Economic Development Bill Passes Legislature, Includes Aid and Incentives for Employers and Employees

The final conference report for S.11, which became the latest and last vehicle for attaching a wide range of economic development and other provisions that have evolved over this session,  has passed the Legislature and is awaiting the Governor’s action.  It includes a number of provisions intended to help certain employers and employees.  Unfortunately it also includes provisions increasing UI costs for employers by $100 million over the coming years (see this post here for more on this issue).

As noted above, the bill includes numerous provisions providing for funding, incentives, promotion, and other support for certain employers, employees, and economic development stakeholders.  AIV will provide more detailed information on all the provisions as it becomes available in the near future, but below are some highlighted sections.  Also, please feel free to contact us at info@aivt.org with any questions or to otherwise discuss the bill.  If you want to review the text of the bill, you can click here.
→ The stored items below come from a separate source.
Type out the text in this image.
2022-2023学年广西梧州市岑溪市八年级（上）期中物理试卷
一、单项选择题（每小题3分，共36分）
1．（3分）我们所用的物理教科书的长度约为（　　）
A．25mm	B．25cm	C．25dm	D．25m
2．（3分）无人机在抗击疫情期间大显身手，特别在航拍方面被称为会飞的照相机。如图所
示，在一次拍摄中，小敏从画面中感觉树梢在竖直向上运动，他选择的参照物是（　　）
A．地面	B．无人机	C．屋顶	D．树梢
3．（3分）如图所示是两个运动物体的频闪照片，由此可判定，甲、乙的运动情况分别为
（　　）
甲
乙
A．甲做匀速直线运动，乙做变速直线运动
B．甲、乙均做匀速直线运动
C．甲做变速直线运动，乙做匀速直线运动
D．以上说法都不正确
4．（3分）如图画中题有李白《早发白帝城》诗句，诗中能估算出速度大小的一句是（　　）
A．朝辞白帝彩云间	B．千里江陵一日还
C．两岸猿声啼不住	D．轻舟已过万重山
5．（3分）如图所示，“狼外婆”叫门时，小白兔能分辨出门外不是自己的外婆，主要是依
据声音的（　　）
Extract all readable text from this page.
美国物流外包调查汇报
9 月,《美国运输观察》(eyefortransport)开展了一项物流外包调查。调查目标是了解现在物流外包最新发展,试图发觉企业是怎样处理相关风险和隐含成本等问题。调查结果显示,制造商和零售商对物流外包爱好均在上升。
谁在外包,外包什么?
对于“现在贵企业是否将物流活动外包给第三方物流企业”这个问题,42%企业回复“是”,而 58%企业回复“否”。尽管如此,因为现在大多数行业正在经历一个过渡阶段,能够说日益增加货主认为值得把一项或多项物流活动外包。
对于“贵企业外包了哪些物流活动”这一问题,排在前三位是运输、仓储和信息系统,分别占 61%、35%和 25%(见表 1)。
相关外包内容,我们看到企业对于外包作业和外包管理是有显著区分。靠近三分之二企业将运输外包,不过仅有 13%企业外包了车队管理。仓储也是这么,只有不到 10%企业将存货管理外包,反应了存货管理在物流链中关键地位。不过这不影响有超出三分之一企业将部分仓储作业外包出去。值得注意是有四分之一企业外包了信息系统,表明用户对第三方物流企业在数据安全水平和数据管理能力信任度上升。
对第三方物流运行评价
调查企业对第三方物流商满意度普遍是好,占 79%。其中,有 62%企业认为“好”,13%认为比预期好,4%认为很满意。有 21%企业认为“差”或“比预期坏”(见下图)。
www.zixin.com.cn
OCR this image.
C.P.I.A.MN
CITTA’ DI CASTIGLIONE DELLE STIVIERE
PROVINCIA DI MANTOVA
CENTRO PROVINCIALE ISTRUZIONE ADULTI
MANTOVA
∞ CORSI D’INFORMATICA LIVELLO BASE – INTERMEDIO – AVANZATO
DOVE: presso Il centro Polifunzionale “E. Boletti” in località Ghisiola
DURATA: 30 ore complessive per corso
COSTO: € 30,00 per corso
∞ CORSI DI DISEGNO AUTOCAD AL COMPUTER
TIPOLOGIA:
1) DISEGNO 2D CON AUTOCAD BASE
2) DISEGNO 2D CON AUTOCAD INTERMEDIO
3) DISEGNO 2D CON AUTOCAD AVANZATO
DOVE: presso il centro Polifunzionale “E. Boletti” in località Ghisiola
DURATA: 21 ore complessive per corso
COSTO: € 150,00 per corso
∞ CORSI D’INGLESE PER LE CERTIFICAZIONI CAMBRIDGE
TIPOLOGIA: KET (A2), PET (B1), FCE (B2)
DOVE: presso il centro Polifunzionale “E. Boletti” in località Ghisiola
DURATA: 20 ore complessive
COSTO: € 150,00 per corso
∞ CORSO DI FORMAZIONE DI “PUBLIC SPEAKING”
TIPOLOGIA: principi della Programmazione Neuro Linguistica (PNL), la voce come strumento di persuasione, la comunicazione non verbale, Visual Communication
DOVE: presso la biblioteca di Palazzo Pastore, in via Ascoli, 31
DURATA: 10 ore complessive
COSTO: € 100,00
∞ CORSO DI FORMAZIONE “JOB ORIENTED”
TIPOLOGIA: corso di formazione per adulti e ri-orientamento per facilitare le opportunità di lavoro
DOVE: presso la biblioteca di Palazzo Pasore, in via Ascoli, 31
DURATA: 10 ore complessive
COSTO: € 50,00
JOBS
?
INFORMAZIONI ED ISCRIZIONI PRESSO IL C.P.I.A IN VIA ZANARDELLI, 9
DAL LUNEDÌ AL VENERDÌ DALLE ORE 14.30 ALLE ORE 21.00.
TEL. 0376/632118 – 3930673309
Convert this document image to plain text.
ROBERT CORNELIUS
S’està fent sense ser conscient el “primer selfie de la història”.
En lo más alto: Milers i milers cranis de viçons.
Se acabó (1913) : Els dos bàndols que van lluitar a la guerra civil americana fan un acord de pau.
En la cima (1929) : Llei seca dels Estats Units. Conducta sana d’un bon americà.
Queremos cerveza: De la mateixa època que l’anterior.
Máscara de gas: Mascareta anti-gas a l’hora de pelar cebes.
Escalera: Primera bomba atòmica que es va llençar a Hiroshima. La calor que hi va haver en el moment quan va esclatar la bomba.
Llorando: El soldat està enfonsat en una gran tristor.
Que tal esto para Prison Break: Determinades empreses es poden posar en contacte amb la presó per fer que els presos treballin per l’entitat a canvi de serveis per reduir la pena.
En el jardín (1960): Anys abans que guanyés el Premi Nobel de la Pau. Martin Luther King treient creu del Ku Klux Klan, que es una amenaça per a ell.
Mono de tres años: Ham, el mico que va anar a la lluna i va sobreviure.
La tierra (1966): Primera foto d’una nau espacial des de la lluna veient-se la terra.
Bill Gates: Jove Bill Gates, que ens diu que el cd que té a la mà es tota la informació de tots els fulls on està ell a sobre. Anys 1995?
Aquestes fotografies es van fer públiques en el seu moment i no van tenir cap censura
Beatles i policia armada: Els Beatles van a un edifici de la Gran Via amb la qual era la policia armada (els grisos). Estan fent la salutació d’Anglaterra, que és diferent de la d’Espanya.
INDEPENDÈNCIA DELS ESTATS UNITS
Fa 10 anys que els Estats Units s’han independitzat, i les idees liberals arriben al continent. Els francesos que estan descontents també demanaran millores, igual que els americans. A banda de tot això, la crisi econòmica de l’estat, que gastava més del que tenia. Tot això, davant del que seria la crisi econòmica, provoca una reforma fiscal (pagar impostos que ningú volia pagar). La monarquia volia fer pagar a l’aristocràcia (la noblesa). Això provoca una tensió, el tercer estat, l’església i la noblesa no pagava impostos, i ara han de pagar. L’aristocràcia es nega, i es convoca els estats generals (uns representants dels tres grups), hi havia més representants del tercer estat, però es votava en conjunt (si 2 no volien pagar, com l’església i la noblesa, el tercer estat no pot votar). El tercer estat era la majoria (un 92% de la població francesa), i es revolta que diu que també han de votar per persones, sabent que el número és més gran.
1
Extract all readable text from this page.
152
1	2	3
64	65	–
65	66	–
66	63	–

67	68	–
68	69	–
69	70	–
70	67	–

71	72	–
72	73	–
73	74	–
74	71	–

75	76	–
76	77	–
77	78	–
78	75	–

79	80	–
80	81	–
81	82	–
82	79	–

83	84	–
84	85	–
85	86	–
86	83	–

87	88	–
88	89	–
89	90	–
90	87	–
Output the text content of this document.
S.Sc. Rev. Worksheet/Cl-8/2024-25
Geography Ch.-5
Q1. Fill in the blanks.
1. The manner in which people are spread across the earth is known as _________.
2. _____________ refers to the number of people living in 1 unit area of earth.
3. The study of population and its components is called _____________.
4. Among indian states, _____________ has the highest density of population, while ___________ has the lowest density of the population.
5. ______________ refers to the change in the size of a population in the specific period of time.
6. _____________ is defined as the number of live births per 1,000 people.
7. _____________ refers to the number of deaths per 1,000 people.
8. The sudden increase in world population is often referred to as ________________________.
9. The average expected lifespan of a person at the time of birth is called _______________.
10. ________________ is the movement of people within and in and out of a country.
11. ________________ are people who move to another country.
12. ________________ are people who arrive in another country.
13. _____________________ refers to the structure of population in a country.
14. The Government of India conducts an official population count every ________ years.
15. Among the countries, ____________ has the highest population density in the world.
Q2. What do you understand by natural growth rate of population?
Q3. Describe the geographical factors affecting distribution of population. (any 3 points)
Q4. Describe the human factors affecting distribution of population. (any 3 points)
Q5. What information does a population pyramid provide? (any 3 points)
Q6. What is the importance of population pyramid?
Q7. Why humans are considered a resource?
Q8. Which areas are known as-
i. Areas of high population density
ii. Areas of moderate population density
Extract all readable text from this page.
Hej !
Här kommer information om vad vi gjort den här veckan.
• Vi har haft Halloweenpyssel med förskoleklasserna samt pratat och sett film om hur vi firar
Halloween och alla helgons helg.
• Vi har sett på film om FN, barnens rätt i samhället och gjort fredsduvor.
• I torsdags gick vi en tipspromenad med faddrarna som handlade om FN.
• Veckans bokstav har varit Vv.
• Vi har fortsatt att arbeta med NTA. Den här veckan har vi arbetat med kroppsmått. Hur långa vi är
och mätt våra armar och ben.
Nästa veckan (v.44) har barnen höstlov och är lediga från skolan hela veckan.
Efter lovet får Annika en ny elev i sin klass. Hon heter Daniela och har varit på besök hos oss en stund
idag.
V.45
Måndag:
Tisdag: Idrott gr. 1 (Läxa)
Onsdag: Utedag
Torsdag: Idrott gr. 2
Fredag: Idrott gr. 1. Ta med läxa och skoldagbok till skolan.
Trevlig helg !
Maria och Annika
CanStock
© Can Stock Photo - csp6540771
COVID-19 Related Paid Leave Grant Program

Section 51 is findings and Section 51a establishes the COVID-19-Related Paid Leave Grant Program.  The Program will provide $15,180,000.00 to reimburse employers for the cost of COVID-related paid leave provided to employees for the fiscal year starting July 1.  Reimbursement is to be paid out at 100% of employee’s hourly wage for up to 40 hours per employee or the employee’s average weekly hours, whichever is less.  The maximum grant per employee is $21.25 per hour and $850.00 in the aggregate.  Employers may also utilize money to retroactively provide paid leave to employees who did not have paid leave available when they were absent for a COVID-19-related reason.

The Department of Financial Regulation will administer the grant program.  AIV will provide more information as available, but please feel free to contact us at info@aivt.org if you have any questions.

VEDA Short-Term Forgivable Loan Program

Section 53b of the bill appropriates $19.0 million in ARPA SFR funds to the Vermont Economic Development Authority in FY 2022 to operate the VEDA Short-Term Forgivable Loan Program. Eligible borrowers must have fewer than 500 employees located in Vermont and must identify economic harm caused by the COVID pandemic. Economic harm will be measured by a material decline in annual adjusted net operating income from before the COVID pandemic to after it.

To be eligible for a loan, a business needs to have experienced a 25% reduction in its adjusted net operating income in 2020 and 2021 combined when compared to 2019. Further, at least 50% of the reduction in net operating income must have occurred in 2021.

Previous state or federal assistance in connection with the pandemic, reasonable owner’s compensation, noncash expenses, and other adjustments deemed appropriate will be considered. Loaned amounts will be used for eligible fixed or operating expenses, and the loan is not to exceed the lesser of $200,000, six months of eligible cost, or the amount of cumulative decline in adjusted net operating income in 2020 and 2021.

Community Recovery and Revitalization Grant Program

Section 53c appropriates $10.0 million in ARPA SFR dollars in FY 2023 to the Agency of Commerce and Community Development for the Community Recovery and Revitalization Grant Program. As described in the bill, this program builds on and replaces the Capital Investment Grant Program created in Act 74 of 2021. The Agency will award grants to make investments to retain and expand existing businesses and nonprofit organizations, attract new businesses and nonprofit organizations, and support job creation. Projects in regions and communities that have experienced stagnant or declining grand lists will be given preference.

To be eligible for the program, applicants must be located within the state and can be for-profit, nonprofit, or municipal entities. The applicant must demonstrate that the project has community and regional support; that grant funding is needed to complete the project; that they are leveraging additional sources of funding from local, State or federal economic development programs; and an ability to manage the project. State and locally government operated businesses, businesses with 20 or more locations, and publicly traded companies are ineligible for grants. Grants cannot exceed the lesser of $1.0 million or 20 percent of the total project cost.

The bill removes the net fiscal impact data model from the program established in Act 74 for the Capital Investment Program and instead requires that the Agency of Commerce and Community Development develop guidelines in coordination with the Joint Fiscal Office and reviewed by the Joint Fiscal Committee. The Agency may also designate one or more sectors for priority consideration in the application process including arts and culture, travel, lodging, tourism, agriculture, and childcare.

New Relocating Employees Funding

Section 53d appropriates $3.093 million in General Fund dollars in FY 2023 to the Agency of Commerce and Community Development for the Relocated and Remote Worker Program.  A relocating employee may receive a base grant that does not exceed $5,000. For a relocating employee who moves to a labor market area with above-average unemployment or below-average annual wage, an enhanced grant cannot exceed $7,500. The Program no longer requires that relocating workers must work in an occupation on the Vermont Department of Labor’s list of Occupations with the Most Openings in its Short Term Employment Projections 2020-2022.